Doing it all requires intentional time management, a color-coded calendar and strong teams, she said. It helps that her roles reinforce each other.
“My research informs my teaching,” said Iroku-Malize, who is a professor at the Zucker School of Medicine and at the Institute of Health Systems Science at the Feinstein Institutes for Medical Research. “My advocacy informs my clinical leadership. My national committee work feeds back into what I do locally. So, it’s not balancing separate things. It’s about running one career through various dimensions. As I’ve gotten older, I’ve gotten better at saying no to things that don’t align with my vision. I genuinely love all of it, and that’s what's sustained me. If I ever get to a point where certain things don’t fit anymore, it’s OK to pull back. That’s part of navigating your career.”
Iroku-Malize also devotes time to mentoring through Columbia’s Health Policy and Management Mentorship Program and the Medical Society of the State of New York’s Women Physicians Leadership Academy.
“I want to make sure that I use the platform I built to keep opening doors for family medicine as a specialty and for other physicians,” she said. “As we do that, we help the patients in our community.
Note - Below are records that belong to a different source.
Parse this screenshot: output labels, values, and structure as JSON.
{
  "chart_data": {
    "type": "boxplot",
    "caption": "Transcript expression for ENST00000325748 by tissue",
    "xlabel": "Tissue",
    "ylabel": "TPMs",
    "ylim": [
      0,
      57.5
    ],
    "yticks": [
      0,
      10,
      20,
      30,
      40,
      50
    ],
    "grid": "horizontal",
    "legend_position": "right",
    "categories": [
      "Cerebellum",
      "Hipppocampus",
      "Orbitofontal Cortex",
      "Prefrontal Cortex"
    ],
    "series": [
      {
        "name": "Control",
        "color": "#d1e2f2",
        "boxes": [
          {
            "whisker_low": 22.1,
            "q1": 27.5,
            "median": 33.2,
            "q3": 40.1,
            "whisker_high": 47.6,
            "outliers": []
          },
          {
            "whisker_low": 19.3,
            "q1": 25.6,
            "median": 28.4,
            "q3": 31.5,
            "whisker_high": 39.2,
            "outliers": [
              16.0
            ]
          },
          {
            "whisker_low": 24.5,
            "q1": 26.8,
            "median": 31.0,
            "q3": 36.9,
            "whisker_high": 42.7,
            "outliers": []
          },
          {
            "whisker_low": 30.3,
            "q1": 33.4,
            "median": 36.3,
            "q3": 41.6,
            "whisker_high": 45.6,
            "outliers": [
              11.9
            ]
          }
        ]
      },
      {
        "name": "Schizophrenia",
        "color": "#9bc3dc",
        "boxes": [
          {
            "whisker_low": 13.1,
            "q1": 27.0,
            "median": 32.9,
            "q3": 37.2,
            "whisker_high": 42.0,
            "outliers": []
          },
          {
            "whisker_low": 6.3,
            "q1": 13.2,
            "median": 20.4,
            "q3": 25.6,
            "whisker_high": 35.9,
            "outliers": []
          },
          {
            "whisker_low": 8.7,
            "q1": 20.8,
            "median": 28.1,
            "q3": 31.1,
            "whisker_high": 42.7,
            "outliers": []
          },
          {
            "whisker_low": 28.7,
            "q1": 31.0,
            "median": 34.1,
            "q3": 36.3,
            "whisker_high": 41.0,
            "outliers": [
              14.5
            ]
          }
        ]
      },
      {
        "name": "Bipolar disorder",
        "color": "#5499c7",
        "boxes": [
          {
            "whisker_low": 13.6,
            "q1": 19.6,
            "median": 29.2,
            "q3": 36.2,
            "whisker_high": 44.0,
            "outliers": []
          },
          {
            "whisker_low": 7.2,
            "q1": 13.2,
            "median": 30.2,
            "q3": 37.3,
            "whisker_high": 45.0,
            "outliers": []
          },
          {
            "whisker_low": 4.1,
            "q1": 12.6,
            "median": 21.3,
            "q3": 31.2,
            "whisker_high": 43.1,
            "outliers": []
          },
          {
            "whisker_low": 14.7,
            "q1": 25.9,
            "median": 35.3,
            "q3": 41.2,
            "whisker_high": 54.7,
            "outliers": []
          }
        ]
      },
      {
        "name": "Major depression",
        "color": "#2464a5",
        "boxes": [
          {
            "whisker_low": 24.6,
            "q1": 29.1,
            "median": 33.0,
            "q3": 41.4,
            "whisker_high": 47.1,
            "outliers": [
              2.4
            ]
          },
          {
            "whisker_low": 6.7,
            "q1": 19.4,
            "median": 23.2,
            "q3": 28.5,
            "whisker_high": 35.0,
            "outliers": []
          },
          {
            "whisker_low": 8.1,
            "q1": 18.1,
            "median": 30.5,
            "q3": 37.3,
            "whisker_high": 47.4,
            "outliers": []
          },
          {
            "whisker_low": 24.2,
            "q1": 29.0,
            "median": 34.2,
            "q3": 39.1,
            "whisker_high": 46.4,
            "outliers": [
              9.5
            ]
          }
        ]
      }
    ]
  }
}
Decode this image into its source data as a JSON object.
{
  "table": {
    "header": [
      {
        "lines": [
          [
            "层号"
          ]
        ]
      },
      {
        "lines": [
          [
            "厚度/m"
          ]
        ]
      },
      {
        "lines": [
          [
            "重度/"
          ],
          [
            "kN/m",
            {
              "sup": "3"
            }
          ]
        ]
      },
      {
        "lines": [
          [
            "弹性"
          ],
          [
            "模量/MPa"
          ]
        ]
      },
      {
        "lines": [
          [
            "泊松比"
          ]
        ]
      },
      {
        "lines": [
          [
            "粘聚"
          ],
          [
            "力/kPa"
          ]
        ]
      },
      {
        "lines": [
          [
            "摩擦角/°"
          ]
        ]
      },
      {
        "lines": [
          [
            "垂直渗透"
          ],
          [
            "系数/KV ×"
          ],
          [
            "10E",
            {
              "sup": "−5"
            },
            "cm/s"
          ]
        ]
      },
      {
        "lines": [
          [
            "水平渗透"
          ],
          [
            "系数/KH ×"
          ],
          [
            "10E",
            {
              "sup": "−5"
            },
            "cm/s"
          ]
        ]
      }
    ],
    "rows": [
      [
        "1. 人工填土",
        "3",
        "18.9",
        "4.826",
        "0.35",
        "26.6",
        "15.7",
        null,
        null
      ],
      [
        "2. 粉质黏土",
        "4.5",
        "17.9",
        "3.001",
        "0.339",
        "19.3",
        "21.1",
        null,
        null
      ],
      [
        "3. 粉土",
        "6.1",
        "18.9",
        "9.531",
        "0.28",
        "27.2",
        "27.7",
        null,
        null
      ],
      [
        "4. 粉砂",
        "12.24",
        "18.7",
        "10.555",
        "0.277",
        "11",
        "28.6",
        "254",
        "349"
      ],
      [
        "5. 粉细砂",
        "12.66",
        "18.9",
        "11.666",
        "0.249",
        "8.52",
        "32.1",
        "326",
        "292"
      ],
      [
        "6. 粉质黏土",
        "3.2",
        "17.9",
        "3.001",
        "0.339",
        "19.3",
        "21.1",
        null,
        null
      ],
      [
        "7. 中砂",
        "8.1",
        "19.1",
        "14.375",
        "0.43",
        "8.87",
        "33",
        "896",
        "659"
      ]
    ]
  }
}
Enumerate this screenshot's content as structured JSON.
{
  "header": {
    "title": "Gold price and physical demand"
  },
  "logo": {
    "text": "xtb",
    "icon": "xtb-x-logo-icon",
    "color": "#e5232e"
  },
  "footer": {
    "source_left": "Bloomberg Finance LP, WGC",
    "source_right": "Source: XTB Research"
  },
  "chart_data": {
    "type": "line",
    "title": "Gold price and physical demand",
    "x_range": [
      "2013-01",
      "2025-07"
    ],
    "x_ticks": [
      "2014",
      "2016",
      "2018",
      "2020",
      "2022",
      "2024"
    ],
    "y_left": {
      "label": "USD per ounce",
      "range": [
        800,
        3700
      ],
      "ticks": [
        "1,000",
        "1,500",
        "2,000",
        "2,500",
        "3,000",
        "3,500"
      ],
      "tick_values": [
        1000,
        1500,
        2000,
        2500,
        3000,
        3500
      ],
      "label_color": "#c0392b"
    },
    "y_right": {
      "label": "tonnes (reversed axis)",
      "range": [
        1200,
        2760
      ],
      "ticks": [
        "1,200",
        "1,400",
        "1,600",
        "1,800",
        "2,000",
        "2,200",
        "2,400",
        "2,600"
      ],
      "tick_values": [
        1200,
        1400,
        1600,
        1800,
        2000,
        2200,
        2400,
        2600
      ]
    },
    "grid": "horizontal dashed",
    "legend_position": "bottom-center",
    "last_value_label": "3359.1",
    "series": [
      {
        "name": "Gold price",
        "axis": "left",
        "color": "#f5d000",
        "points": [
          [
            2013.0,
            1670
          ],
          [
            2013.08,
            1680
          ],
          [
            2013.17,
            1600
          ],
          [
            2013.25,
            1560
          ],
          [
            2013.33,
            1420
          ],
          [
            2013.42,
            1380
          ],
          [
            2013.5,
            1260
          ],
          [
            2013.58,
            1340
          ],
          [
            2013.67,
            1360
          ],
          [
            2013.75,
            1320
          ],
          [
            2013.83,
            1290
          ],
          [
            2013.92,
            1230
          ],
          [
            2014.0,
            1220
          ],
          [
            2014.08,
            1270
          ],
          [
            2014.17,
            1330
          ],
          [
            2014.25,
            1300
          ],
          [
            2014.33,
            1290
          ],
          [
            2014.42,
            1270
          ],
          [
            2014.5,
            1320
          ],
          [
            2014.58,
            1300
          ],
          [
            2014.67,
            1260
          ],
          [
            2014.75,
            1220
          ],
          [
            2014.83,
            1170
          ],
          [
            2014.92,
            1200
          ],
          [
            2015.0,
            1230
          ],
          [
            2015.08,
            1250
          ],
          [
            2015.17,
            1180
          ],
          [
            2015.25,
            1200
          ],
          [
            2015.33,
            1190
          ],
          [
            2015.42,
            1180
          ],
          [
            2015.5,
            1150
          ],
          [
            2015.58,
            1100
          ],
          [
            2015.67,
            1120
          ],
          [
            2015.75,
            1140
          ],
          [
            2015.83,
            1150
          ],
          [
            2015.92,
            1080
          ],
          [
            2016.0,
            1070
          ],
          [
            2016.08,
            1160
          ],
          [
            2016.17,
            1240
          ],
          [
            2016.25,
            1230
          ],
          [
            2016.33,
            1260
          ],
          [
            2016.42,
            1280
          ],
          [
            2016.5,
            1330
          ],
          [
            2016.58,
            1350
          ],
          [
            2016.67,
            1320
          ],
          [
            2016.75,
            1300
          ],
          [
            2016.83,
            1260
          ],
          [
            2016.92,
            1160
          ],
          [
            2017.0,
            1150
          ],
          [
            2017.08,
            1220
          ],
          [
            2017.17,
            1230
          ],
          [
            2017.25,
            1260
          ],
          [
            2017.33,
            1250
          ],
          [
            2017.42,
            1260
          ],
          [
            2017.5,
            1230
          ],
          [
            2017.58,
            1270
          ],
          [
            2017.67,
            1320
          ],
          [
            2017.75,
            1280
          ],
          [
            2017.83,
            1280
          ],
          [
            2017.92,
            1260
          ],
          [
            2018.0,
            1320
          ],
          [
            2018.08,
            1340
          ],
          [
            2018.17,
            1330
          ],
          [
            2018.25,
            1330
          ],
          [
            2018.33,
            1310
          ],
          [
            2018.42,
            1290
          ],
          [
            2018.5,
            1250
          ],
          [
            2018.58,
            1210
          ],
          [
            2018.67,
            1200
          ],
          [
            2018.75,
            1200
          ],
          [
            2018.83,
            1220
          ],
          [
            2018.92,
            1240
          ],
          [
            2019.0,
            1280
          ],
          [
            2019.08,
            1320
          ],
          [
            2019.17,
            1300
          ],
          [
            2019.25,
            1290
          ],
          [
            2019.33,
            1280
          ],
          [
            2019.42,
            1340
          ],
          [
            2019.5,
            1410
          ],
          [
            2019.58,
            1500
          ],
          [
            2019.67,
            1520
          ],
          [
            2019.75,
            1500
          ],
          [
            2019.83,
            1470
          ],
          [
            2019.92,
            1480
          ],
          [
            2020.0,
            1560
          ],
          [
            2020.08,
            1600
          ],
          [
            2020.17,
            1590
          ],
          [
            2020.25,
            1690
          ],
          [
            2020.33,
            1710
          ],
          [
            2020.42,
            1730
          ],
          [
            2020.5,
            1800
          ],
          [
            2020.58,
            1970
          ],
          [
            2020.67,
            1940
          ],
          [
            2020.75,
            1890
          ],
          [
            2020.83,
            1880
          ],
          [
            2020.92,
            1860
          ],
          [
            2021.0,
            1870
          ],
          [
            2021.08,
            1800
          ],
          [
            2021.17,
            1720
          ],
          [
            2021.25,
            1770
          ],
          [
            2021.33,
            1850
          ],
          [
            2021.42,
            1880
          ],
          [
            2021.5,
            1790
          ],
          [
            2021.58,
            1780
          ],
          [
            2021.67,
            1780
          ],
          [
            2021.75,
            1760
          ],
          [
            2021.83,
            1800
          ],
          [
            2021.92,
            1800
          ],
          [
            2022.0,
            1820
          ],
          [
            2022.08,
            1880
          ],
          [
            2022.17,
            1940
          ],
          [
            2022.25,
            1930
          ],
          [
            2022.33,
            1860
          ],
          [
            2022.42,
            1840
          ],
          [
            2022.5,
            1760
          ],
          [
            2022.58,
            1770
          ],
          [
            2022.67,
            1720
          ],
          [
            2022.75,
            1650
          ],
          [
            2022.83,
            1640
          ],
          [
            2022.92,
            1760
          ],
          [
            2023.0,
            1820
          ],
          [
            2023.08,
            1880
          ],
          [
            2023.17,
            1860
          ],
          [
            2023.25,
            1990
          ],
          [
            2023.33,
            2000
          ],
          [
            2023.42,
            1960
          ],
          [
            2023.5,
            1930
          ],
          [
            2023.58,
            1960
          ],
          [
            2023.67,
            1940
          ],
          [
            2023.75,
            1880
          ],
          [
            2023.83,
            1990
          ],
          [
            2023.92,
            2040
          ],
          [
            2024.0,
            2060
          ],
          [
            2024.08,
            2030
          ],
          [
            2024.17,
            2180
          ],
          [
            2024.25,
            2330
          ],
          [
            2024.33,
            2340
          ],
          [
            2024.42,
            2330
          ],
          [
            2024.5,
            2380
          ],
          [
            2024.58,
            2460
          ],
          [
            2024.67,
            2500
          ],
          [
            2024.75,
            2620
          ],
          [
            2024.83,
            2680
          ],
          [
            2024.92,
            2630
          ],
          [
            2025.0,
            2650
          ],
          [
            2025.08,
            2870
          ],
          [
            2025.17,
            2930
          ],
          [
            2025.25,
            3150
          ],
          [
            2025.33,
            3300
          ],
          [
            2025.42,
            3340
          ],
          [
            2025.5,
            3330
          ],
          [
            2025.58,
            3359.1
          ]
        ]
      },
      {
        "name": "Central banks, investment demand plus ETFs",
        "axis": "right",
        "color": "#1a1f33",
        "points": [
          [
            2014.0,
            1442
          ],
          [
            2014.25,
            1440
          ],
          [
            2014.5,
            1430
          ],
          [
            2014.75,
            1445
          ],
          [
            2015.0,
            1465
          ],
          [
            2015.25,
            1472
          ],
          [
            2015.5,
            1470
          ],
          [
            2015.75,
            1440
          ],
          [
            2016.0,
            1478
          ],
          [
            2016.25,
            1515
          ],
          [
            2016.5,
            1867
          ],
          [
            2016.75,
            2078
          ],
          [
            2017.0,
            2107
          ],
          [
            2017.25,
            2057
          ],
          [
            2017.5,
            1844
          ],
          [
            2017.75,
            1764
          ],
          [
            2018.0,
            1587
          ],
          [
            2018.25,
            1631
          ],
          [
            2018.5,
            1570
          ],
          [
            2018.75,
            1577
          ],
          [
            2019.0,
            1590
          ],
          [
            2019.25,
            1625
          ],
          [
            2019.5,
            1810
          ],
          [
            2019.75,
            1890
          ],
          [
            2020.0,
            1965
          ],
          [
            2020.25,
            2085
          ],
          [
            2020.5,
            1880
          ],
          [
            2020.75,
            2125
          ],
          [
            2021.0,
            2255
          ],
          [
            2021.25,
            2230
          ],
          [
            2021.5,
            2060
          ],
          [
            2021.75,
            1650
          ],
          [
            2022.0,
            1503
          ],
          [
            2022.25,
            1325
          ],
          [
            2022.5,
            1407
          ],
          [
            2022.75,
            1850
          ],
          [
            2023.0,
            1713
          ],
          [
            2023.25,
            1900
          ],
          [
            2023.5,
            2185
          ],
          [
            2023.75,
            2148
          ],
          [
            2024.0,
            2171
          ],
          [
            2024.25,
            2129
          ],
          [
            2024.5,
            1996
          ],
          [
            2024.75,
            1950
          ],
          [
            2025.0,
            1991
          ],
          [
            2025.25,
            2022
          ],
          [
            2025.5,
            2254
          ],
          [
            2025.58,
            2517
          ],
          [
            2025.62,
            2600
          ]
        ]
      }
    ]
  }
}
So, my titles change, but the mission doesn’t.”
One of her long-time mentees is current AAFP President Sarah Nosal, MD, FAAFP, a fellow member of the New York AFP.
“It brings such joy to my heart,” Iroku-Malize said. “You see something in someone, and you know they are going to be fantastic. Now she’s mentoring others and pulling up the people coming behind her, so it just continues. And that's an awesome thing. I may have inspired her early in her career, but I am inspired by her now. In family medicine there's no ceiling on what you can do. People should find their mentors, build their community and never stop learning.”